Source: Monthly Policy Review of PRS
The Reserve Bank of India (RBI), in consultation with the central government, had constituted a Committee (Chair: Dr. Bimal Jalan) to review the current economic capital framework, in November 2018. The existing economic capital framework was developed in 2014-15 and was operationalized in 2015-16
What is the economic capital framework?
The economic capital framework provides a methodology for determining the appropriate level of risk provisions and profit distribution to be made under Section 47 of the RBI Act, 1934. As per this provision, the central bank is required to pay the balance of its profits to the central government after making provision for bad and doubtful debts, depreciation in assets, and contributions to staff
The terms and reference of the Committee included:
- Reviewing current provisions and reserves for RBI vis-à-vis other central banks
- Suggesting appropriate risk assessment methodology and level of risk provisioning
- Determining whether RBI is holding reserves in surplus/deficit, and
- Proposing a suitable surplus distribution policy
Recommendations of the committee
Key recommendations of the Committee include:
- International practices: The Committee observed that there is no internationally laid down risk capital framework for central banks. Different central banks develop and adapt different risk management frameworks depending on their specific conditions and requirements. However, the Committee was of the view that financial resilience of the RBI must be maintained above the level of peer central banks, as would be expected of the central bank of one of the fastest-growing economies.

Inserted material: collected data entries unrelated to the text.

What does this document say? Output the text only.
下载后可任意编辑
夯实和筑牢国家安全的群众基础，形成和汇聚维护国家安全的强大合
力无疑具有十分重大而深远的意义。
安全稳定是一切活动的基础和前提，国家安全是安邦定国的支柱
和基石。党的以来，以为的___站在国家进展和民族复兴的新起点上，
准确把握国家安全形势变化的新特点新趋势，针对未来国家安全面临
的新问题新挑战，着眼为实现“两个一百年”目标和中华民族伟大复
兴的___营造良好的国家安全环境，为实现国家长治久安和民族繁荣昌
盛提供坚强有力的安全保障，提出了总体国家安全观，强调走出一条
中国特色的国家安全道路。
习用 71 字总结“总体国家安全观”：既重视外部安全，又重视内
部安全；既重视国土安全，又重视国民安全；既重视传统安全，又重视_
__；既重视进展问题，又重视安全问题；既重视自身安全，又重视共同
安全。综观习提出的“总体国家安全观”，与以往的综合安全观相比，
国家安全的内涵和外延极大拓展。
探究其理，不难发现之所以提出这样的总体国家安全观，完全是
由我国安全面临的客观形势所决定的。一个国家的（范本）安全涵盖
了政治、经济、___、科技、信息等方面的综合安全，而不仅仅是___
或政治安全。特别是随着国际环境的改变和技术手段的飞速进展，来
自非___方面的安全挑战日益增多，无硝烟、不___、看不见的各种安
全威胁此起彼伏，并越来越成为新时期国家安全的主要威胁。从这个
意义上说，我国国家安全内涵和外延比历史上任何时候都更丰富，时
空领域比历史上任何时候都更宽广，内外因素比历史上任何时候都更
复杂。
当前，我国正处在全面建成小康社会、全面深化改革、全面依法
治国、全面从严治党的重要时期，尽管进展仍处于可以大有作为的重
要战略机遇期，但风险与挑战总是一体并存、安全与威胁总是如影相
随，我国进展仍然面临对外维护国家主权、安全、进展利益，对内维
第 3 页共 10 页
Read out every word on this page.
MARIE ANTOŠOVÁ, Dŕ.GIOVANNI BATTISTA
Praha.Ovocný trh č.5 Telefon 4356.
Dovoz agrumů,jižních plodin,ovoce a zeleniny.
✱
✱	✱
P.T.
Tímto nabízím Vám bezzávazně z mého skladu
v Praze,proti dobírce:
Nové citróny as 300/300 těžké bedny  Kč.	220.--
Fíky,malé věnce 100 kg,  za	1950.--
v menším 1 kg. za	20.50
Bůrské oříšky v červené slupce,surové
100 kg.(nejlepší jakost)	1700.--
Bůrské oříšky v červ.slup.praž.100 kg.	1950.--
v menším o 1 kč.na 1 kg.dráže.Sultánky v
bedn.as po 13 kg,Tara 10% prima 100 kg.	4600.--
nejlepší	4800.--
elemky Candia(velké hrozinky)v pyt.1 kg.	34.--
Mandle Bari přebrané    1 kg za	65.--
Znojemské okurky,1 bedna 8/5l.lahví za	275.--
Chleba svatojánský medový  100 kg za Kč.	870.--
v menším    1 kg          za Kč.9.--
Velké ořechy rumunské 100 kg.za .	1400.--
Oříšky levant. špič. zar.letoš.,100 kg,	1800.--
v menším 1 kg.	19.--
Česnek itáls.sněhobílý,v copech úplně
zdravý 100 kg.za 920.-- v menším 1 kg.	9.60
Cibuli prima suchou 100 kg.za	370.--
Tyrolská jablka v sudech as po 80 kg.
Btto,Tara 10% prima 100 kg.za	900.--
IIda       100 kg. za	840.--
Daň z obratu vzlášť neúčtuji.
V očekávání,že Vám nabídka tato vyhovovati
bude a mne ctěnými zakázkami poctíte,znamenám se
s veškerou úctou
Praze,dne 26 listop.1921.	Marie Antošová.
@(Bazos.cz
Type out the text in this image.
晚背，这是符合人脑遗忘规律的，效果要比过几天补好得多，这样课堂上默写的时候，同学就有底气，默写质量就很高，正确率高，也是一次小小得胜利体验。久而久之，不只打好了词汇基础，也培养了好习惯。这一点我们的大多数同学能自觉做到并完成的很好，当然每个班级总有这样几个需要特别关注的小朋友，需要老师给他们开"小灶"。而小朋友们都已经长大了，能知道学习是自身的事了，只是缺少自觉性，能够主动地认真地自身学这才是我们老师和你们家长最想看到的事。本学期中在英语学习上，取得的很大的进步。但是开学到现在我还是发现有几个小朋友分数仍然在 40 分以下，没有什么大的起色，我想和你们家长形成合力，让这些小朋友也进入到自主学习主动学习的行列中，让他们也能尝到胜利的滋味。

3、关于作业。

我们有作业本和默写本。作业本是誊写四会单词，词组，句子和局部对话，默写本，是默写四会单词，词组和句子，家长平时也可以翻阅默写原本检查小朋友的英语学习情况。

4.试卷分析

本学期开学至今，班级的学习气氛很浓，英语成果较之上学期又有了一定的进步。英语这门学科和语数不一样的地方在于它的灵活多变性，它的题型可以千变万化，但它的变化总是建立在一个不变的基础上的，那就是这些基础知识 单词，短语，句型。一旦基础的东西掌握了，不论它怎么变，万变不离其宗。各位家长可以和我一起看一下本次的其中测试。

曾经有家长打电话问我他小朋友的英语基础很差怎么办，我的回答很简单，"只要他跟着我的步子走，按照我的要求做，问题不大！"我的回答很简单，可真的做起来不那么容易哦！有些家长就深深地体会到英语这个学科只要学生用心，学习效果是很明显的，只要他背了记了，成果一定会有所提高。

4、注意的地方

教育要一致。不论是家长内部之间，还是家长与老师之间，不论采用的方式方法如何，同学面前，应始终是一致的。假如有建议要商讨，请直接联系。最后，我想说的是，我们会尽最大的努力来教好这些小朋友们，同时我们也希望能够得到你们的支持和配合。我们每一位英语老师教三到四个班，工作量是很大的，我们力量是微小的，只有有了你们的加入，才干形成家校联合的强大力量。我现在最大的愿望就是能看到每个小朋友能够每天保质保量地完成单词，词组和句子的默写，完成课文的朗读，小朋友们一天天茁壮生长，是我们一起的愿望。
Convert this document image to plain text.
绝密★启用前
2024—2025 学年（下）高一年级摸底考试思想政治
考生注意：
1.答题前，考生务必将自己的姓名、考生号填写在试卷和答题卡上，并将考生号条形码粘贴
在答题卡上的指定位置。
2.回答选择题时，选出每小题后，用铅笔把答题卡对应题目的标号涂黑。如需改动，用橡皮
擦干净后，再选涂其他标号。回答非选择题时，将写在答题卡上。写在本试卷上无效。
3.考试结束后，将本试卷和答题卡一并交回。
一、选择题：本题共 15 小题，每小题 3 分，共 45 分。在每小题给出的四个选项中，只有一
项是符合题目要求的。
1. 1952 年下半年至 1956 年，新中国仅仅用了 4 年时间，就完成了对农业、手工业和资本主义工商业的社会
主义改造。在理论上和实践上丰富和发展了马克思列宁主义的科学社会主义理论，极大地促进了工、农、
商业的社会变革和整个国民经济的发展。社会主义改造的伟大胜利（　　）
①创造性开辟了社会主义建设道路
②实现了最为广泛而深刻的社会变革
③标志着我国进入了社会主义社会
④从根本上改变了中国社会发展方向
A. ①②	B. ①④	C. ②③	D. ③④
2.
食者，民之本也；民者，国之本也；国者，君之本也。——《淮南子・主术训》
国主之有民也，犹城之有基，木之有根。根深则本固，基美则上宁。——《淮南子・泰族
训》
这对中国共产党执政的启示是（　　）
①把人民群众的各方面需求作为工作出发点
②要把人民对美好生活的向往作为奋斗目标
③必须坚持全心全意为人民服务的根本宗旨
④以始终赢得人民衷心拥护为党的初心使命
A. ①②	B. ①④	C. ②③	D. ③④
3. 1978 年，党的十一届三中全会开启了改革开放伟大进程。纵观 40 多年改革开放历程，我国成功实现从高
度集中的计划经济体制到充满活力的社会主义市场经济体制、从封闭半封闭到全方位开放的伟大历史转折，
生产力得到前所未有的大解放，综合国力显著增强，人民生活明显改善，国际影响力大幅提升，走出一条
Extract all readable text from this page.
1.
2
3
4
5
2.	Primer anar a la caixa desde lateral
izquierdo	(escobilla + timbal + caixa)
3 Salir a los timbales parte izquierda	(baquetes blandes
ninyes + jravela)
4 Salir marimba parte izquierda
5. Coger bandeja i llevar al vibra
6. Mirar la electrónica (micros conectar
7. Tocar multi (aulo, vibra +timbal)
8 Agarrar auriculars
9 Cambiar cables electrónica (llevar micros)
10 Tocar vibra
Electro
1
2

- It noted that the RBI’s central banking economic capital, at 26.8% of its balance sheet, is the fifth largest amongst central banks. Economic capital of a central bank includes its capital, reserves, risk provisions and revaluation balances. Revaluation balances are unrealized gains, net losses resulting from movement of the exchange rate, gold price or interest rate. Note that revaluation balances are the major component of RBI’s economic capital (73%).
- Risk assessment: The central bank is exposed to different types of risks. These include:
- Market risk arising out of currency, gold or interest rate fluctuations
- Credit risk
- Operational risks arising from managing multi-currency portfolios across multiple legal jurisdictions, and
- Contingent risks (monetary and financial stability risks).
- Currently, market risk is assessed as per the Stressed Value at Risk methodology (risk during stressed market condition). The Committee recommended adopting the Expected Shortfall (ES) methodology under stressed conditions (with a confidence level ranging between 97.5% to 99%) to assess market risk. ES at 99% confidence level denotes the expected loss that can be ascertained with 99% confidence.
- Revised economic capital framework: Realized equity is the component of RBI’s economic capital comprising its capital, reserve fund, and risk provisions. The risk provisions comprise of:
- Contingency Fund, which includes provisions for unforeseen contingencies arising from the depreciation of securities or monetary/exchange rate policy risks, and
- Asset Development Fund, which is the amount set aside for investment in subsidiaries and internal capital expenditure. The risk provisioning made from economic capital to cover monetary, fiscal stability, credit and operation risks is cumulatively referred to as the Contingent Risk Buffer (CRB).
- The Committee suggested that a distinction needs to be made between realized equity and revaluation balances in RBI’s balance sheet, as the latter are highly volatile.
- Further, it recommended that the RBI should also include its revaluation balances as part of overall risk buffers. However, given their volatility, these balances should be treated as limited purpose risk buffers to be used against market risks only.
- Surplus distribution policy: The current surplus distribution policy targets only the total economic capital. The Committee recommended that the target should also include realized equity. The size of the realized equity, in the form of CRB, must be maintained between 5.5% to 6.5% of the RBI’s balance sheet (current target: 3% to 4%). The total economic capital should be maintained between 20.8% to 25.4% of the balance sheet (current target: 28.1% to 29.1%). As of June 30, 2018, the CRB and total economic capital for the central bank were 7.2% and 26.8% of the balance sheet, respectively.
- If the realized equity is above the required levels, the entire net income of RBI will be transferred to the government. If it is lower, risk provisioning will be made to the necessary extent and only the residual net income will be transferred. This framework may be reviewed every five years.
- The RBI Board has accepted all the recommendations of the Committee. Based on accounts for 2018-19, the available realized equity stood at 6.8% of the balance sheet. This is higher than the upper bound recommended by the Committee.
- The Board decided to maintain the realized equity level at 5.5% of the balance sheet, and transfer the resultant excess risk buffer of Rs 52,637 crore to the government.
- As per the revised framework, the economic capital of RBI (as on June 30, 2019) stood at 23.3% of the balance sheet, which is within the range recommended by the Committee. Hence, the Board decided to transfer the entire net income for 2018-19, which is Rs 1,23,414 crore, to the government.